Russia tightened its migration laws in 2013, with foreign citizens living in Moscow, St. Petersburg, and the Moscow and St. Petersburg regions facing expulsion if they failed to comply with formal entry and exit procedures. Sergei Porter / Vedomosti

Russia's Constitutional Court is set to review the migration rules which have led to the expulsion of hundreds of thousands of foreign citizens in the past three years, Vedomosti newspaper reported on Wednesday.

On Tuesday, the court published an online statement in response to a petition from a Moldovan citizen, Mikhail Tsurkan, who was expelled from Russia's capital in 2014 and denied re-entry into Russia for five years. According to Tsurkan's lawyer Anna Minushkina, her client had belatedly notified the migration services about his continued residence in Moscow's Volokolamsky district.

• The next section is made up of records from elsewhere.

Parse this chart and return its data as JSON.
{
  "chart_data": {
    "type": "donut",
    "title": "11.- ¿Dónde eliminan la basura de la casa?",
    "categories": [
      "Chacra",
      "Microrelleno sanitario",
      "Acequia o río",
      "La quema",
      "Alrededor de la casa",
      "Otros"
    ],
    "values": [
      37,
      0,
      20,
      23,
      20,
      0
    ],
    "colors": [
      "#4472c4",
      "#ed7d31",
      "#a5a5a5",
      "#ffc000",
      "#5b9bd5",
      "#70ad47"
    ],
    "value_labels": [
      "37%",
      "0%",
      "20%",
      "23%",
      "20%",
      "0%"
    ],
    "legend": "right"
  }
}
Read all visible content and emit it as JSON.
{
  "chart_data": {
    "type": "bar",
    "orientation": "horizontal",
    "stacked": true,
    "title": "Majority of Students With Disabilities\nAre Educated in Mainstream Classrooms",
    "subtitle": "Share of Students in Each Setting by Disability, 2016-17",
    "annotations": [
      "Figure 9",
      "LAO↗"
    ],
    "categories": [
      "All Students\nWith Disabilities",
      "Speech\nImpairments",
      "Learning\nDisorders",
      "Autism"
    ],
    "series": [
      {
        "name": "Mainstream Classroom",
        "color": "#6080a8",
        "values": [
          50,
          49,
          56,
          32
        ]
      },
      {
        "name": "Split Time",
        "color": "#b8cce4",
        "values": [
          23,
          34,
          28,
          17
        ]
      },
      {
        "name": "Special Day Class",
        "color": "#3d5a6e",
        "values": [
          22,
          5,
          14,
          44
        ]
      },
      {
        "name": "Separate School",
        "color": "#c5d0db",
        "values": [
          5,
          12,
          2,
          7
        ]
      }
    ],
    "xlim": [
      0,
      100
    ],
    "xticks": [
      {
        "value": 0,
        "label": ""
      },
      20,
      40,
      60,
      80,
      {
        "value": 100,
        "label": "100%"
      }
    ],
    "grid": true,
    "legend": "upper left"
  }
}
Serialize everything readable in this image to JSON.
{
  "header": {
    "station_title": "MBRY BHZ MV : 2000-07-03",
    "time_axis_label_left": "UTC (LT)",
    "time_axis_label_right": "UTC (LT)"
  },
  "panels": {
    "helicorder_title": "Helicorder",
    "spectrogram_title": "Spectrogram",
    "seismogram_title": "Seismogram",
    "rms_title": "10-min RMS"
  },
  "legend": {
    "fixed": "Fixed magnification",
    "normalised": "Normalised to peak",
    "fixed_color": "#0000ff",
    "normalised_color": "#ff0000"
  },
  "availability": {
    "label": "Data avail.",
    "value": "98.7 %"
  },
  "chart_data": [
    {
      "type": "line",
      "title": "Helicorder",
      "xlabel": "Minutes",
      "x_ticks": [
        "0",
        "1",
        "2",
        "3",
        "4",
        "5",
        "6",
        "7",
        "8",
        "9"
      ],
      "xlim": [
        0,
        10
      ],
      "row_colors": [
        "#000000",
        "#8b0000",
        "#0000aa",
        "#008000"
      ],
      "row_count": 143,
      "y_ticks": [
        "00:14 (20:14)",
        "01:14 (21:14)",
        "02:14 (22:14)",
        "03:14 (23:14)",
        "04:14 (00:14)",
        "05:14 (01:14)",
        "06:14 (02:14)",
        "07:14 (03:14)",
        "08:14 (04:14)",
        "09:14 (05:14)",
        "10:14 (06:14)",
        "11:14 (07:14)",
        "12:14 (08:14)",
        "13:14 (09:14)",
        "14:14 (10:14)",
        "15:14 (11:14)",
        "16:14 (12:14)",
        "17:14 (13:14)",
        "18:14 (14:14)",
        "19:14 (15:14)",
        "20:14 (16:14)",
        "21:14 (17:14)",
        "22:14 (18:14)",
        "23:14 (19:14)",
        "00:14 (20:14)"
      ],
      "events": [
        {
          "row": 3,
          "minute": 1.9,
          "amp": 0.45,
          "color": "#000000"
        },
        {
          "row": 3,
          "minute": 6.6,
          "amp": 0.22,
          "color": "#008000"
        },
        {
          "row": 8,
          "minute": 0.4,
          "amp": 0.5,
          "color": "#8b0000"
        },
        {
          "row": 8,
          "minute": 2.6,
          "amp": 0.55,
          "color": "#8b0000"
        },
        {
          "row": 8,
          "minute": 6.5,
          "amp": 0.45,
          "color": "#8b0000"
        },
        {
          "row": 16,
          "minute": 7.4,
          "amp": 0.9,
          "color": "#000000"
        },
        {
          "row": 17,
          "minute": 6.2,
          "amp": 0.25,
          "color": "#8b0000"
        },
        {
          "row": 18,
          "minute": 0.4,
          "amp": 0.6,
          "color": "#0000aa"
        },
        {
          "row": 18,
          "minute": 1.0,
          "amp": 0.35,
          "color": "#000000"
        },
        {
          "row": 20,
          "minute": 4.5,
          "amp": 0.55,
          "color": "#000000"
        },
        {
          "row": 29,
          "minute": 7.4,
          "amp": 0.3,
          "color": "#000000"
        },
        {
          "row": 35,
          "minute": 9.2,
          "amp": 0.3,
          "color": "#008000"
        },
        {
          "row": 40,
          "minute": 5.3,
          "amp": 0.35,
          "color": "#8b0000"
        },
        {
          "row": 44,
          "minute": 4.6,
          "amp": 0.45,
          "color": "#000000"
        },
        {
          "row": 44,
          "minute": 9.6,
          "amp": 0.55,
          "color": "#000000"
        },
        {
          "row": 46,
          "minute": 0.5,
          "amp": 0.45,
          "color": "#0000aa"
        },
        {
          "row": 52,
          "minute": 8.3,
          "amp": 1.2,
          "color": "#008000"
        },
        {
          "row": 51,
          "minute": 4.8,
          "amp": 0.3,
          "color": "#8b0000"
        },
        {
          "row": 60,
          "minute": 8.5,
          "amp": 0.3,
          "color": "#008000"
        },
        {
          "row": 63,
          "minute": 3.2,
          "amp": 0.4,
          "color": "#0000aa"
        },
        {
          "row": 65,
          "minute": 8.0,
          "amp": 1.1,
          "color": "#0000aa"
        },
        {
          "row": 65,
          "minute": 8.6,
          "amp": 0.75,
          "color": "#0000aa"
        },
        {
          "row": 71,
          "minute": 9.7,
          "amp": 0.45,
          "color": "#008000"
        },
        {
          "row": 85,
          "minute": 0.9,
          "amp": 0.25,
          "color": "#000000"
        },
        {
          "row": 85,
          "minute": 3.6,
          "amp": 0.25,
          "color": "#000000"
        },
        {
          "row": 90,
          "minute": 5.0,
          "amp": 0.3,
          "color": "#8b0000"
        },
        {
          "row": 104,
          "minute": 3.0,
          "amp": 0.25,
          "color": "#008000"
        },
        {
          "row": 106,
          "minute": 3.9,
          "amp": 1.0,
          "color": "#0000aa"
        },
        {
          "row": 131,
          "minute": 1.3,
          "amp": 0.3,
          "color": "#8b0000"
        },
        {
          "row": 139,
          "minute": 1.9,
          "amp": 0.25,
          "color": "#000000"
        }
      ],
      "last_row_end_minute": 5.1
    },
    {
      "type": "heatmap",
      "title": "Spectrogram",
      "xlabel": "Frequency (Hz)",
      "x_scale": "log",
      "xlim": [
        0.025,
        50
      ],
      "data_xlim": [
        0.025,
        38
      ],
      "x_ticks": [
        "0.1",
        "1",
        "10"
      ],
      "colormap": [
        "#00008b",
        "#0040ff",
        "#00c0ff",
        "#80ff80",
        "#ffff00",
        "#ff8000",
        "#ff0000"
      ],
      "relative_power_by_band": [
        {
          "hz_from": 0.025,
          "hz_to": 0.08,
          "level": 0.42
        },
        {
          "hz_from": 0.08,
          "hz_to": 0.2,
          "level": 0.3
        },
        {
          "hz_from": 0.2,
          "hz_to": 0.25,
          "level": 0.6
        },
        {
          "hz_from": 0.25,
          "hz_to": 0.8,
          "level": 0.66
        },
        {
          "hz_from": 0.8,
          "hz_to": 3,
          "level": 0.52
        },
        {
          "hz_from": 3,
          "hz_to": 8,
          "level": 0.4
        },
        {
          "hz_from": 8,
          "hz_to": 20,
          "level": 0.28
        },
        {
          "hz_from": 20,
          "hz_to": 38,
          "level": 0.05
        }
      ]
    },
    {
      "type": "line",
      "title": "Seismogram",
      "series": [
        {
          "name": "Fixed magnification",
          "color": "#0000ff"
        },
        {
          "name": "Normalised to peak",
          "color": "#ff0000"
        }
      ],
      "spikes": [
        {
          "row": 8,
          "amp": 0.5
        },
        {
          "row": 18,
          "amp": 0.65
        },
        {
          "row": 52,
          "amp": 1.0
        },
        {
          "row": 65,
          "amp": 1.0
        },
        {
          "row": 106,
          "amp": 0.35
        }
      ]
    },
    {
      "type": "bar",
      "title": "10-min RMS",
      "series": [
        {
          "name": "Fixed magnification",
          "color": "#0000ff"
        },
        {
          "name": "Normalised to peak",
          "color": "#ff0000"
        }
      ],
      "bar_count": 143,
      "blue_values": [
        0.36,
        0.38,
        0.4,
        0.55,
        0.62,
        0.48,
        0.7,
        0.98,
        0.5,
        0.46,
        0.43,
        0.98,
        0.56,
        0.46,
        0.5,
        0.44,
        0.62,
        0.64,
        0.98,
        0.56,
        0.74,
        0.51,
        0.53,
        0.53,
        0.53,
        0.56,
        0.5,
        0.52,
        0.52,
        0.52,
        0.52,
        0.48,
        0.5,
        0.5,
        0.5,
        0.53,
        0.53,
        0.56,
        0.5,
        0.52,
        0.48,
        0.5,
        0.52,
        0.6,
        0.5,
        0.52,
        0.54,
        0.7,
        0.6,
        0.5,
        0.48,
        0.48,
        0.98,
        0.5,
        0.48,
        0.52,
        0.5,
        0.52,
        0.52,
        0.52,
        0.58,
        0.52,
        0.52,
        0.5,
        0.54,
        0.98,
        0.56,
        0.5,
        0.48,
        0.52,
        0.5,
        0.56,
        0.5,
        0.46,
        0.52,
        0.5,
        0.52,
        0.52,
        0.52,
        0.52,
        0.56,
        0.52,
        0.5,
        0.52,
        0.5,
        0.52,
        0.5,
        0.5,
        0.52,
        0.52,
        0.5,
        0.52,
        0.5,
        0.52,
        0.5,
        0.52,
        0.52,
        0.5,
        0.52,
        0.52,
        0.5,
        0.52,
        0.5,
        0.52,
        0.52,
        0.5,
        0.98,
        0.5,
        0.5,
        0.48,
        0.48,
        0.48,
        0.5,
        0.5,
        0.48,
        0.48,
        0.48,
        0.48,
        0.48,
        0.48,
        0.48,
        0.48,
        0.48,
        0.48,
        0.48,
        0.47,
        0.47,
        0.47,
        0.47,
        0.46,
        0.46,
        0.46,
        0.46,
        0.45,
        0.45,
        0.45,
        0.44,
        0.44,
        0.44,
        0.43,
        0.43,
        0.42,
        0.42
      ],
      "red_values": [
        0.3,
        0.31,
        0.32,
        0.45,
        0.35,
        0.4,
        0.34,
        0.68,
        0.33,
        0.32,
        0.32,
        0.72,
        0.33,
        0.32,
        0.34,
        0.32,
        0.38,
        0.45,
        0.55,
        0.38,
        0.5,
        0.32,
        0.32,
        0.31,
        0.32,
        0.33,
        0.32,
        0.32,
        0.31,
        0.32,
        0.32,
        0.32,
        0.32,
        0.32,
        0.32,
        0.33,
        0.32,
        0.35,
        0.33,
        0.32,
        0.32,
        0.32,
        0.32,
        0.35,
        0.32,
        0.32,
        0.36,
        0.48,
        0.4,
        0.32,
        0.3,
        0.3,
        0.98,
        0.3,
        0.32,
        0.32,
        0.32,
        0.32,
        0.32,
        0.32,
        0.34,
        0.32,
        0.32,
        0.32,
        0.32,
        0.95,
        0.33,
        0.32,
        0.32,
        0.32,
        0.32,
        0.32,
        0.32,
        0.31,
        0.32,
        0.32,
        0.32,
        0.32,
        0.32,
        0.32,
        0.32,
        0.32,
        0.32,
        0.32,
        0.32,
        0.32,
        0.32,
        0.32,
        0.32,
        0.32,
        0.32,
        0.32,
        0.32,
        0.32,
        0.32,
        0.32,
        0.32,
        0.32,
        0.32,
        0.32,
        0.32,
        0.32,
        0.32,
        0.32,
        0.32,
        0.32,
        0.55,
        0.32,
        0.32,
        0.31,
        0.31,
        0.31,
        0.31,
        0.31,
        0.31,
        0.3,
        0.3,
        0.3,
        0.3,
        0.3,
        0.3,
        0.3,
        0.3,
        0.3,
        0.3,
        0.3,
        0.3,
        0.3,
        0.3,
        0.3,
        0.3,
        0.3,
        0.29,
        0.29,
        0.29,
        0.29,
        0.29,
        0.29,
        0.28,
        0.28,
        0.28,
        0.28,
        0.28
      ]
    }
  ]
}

Tsurkan had spent several years living in the country legally and held residence and work permits, but the offender's identity and circumstances of the case were never taken into account, Vedomosti said.

Russia tightened its migration laws in 2013, with foreign citizens living in Moscow, St. Petersburg, and the Moscow and St. Petersburg regions facing expulsion if they failed to comply with formal entry and exit procedures.

Since then, Russian courts have ordered the expulsion of over 380,000 people. According to the Civic Assistance Committee, the oldest Russian civil-society organization, nearly 30 percent of those expelled had been living in Moscow, Vedomosti reported.

Decisions were sometimes taken “with astonishing speed,” and Russia's move to cancel visa privileges for Ukrainian citizens could make the situation worse, Committee head Svetlana Gannushkina said, Vedomosti reported.